The lack of diversity in the population of Germantown is reflected in both the old and new recipes. Even the “ethnic” recipes have ingredients that are readily available at any mainstream grocery store, since there are no specialty food shops in the area.  An example of this can be seen in a recipe for Hungarian Goulash in the 1953 cookbook that calls for frankfurters and tomato soup. These processed flavors tend to dull the taste of the final dish. Having said this, there is also a nice chapter in this book devoted to jams and jellies utilizing fruit from the local orchards. These recipes were an example of cooking local and celebrating a unique Germantown attribute.

 In a recent submission for Minestrone Soup by Pat Pielli, who lives in the senior living complex in Germantown, she lets us know that this was her mother-in-law’s recipe and that “everyone in my family loves it.”  In the directions portion of the recipe I included her instruction to soak the beans overnight because she warns that “Grandma used to say, soaking overnite they lose their gas power.” This homespun or, as some might say, folksy advice gives these recipes a personal touch.  However, Pat outdoes herself at the end of her Hearty Beef and Cheese Pie recipe, where the directions suggest that you “serve to loving… and handsome…. husband with a glass of chilled Asti- Spamonti… then make wild love.”

Another characteristic of community cookbook that sets them apart from commercial books are the quirky recipes that have been in a family and are not familiar to most outside of the clan.

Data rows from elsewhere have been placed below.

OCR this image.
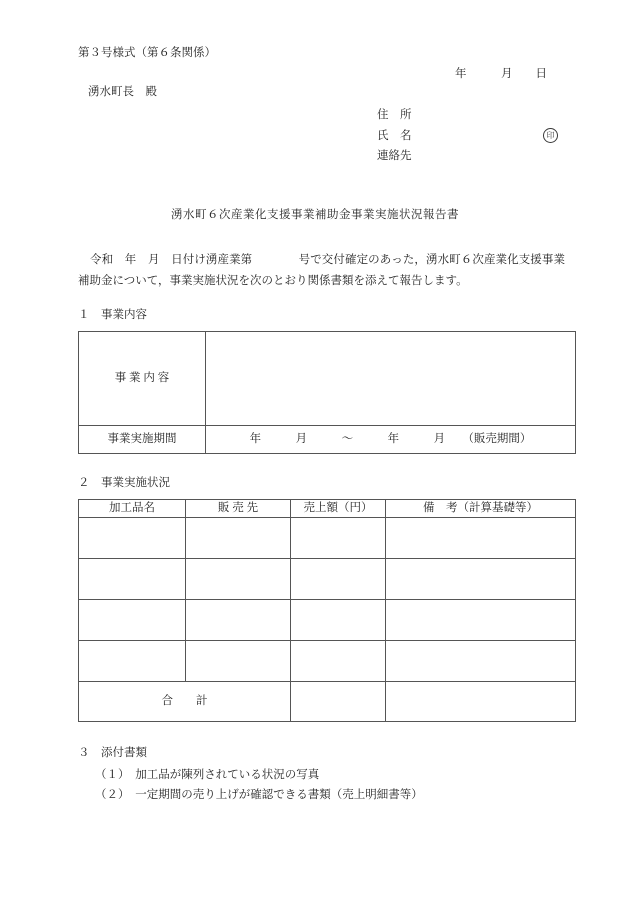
第３号様式（第６条関係）
年　　　月　　日
湧水町長　殿
住　所
氏　名	印
連絡先
湧水町６次産業化支援事業補助金事業実施状況報告書
令和　年　月　日付け湧産業第　　　　号で交付確定のあった，湧水町６次産業化支援事業補助金について，事業実施状況を次のとおり関係書類を添えて報告します。
１　事業内容
事 業 内 容	
事業実施期間	年　　　月　　　～　　　年　　　月　　（販売期間）
２　事業実施状況
加工品名	販 売 先	売上額（円）	備　考（計算基礎等）

合　　計			
３　添付書類
（１）　加工品が陳列されている状況の写真
（２）　一定期間の売り上げが確認できる書類（売上明細書等）
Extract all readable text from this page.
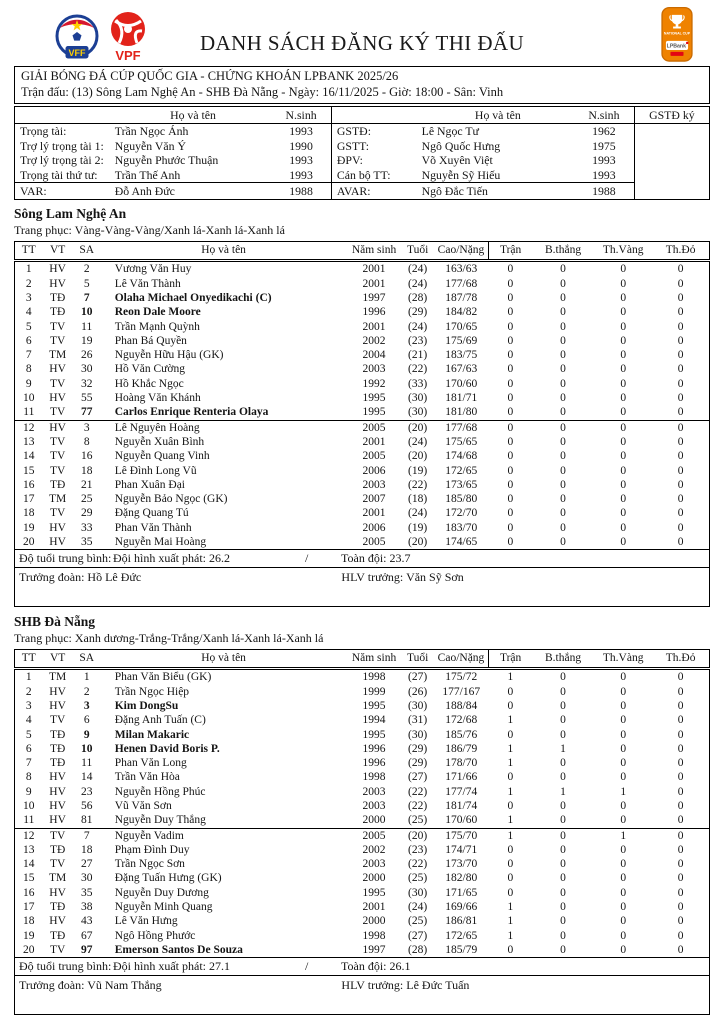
VFF VPF
DANH SÁCH ĐĂNG KÝ THI ĐẤU	NATIONAL CUP
LPBank
GIẢI BÓNG ĐÁ CÚP QUỐC GIA - CHỨNG KHOÁN LPBANK 2025/26
Trận đấu: (13) Sông Lam Nghệ An - SHB Đà Nẵng - Ngày: 16/11/2025 - Giờ: 18:00 - Sân: Vinh
	Họ và tên	N.sinh		Họ và tên	N.sinh	GSTĐ ký
Trọng tài:	Trần Ngọc Ánh	1993	GSTĐ:	Lê Ngọc Tư	1962	
Trợ lý trọng tài 1:	Nguyễn Văn Ý	1990	GSTT:	Ngô Quốc Hưng	1975	
Trợ lý trọng tài 2:	Nguyễn Phước Thuận	1993	ĐPV:	Võ Xuyên Việt	1993	
Trọng tài thứ tư:	Trần Thế Anh	1993	Cán bộ TT:	Nguyễn Sỹ Hiếu	1993	
VAR:	Đỗ Anh Đức	1988	AVAR:	Ngô Đắc Tiến	1988	
Sông Lam Nghệ An
Trang phục: Vàng-Vàng-Vàng/Xanh lá-Xanh lá-Xanh lá
TT	VT	SA	Họ và tên	Năm sinh	Tuổi	Cao/Nặng	Trận	B.thắng	Th.Vàng	Th.Đỏ
1	HV	2	Vương Văn Huy	2001	(24)	163/63	0	0	0	0
2	HV	5	Lê Văn Thành	2001	(24)	177/68	0	0	0	0
3	TĐ	7	Olaha Michael Onyedikachi (C)	1997	(28)	187/78	0	0	0	0
4	TĐ	10	Reon Dale Moore	1996	(29)	184/82	0	0	0	0
5	TV	11	Trần Mạnh Quỳnh	2001	(24)	170/65	0	0	0	0
6	TV	19	Phan Bá Quyền	2002	(23)	175/69	0	0	0	0
7	TM	26	Nguyễn Hữu Hậu (GK)	2004	(21)	183/75	0	0	0	0
8	HV	30	Hồ Văn Cường	2003	(22)	167/63	0	0	0	0
9	TV	32	Hồ Khắc Ngọc	1992	(33)	170/60	0	0	0	0
10	HV	55	Hoàng Văn Khánh	1995	(30)	181/71	0	0	0	0
11	TV	77	Carlos Enrique Renteria Olaya	1995	(30)	181/80	0	0	0	0
12	HV	3	Lê Nguyên Hoàng	2005	(20)	177/68	0	0	0	0
13	TV	8	Nguyễn Xuân Bình	2001	(24)	175/65	0	0	0	0
14	TV	16	Nguyễn Quang Vinh	2005	(20)	174/68	0	0	0	0
15	TV	18	Lê Đình Long Vũ	2006	(19)	172/65	0	0	0	0
16	TĐ	21	Phan Xuân Đại	2003	(22)	173/65	0	0	0	0
17	TM	25	Nguyễn Bảo Ngọc (GK)	2007	(18)	185/80	0	0	0	0
18	TV	29	Đặng Quang Tú	2001	(24)	172/70	0	0	0	0
19	HV	33	Phan Văn Thành	2006	(19)	183/70	0	0	0	0
20	HV	35	Nguyễn Mai Hoàng	2005	(20)	174/65	0	0	0	0
Độ tuổi trung bình: Đội hình xuất phát: 26.2	/	Toàn đội: 23.7
Trưởng đoàn: Hồ Lê Đức	HLV trưởng: Văn Sỹ Sơn
SHB Đà Nẵng
Trang phục: Xanh dương-Trắng-Trắng/Xanh lá-Xanh lá-Xanh lá
TT	VT	SA	Họ và tên	Năm sinh	Tuổi	Cao/Nặng	Trận	B.thắng	Th.Vàng	Th.Đỏ
1	TM	1	Phan Văn Biểu (GK)	1998	(27)	175/72	1	0	0	0
2	HV	2	Trần Ngọc Hiệp	1999	(26)	177/167	0	0	0	0
3	HV	3	Kim DongSu	1995	(30)	188/84	0	0	0	0
4	TV	6	Đặng Anh Tuấn (C)	1994	(31)	172/68	1	0	0	0
5	TĐ	9	Milan Makaric	1995	(30)	185/76	0	0	0	0
6	TĐ	10	Henen David Boris P.	1996	(29)	186/79	1	1	0	0
7	TĐ	11	Phan Văn Long	1996	(29)	178/70	1	0	0	0
8	HV	14	Trần Văn Hòa	1998	(27)	171/66	0	0	0	0
9	HV	23	Nguyễn Hồng Phúc	2003	(22)	177/74	1	1	1	0
10	HV	56	Vũ Văn Sơn	2003	(22)	181/74	0	0	0	0
11	HV	81	Nguyễn Duy Thắng	2000	(25)	170/60	1	0	0	0
12	TV	7	Nguyễn Vadim	2005	(20)	175/70	1	0	1	0
13	TĐ	18	Phạm Đình Duy	2002	(23)	174/71	0	0	0	0
14	TV	27	Trần Ngọc Sơn	2003	(22)	173/70	0	0	0	0
15	TM	30	Đặng Tuấn Hưng (GK)	2000	(25)	182/80	0	0	0	0
16	HV	35	Nguyễn Duy Dương	1995	(30)	171/65	0	0	0	0
17	TĐ	38	Nguyễn Minh Quang	2001	(24)	169/66	1	0	0	0
18	HV	43	Lê Văn Hưng	2000	(25)	186/81	1	0	0	0
19	TĐ	67	Ngô Hồng Phước	1998	(27)	172/65	1	0	0	0
20	TV	97	Emerson Santos De Souza	1997	(28)	185/79	0	0	0	0
Độ tuổi trung bình: Đội hình xuất phát: 27.1	/	Toàn đội: 26.1
Trưởng đoàn: Vũ Nam Thắng	HLV trưởng: Lê Đức Tuấn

Grandma’s Boiled Cake, submitted by Donna Diehl comes to mind. She writes in her header that: “I forgot all about this cake until one day my mother asked me to go with her and tell her friends that there was such a thing as a “boiled cake”. My mother was a good storyteller and they thought she made it up!”

Conclusion

You can use a community cookbook to get a recipe idea but it is so much more than that. It takes a village to produce these books, and the flavor and uniqueness of that locality is what gives these books a special place on one’s bookshelf.

Works Cited

Castle, S. (n.d.). Why the best cookbook in your collection is your community cookbook. Southern Living.

Lindgren, M. G. (2018). UNXLD: American Cookbooks of Community and Place. Biddeford: Rubelais: Thought for Food.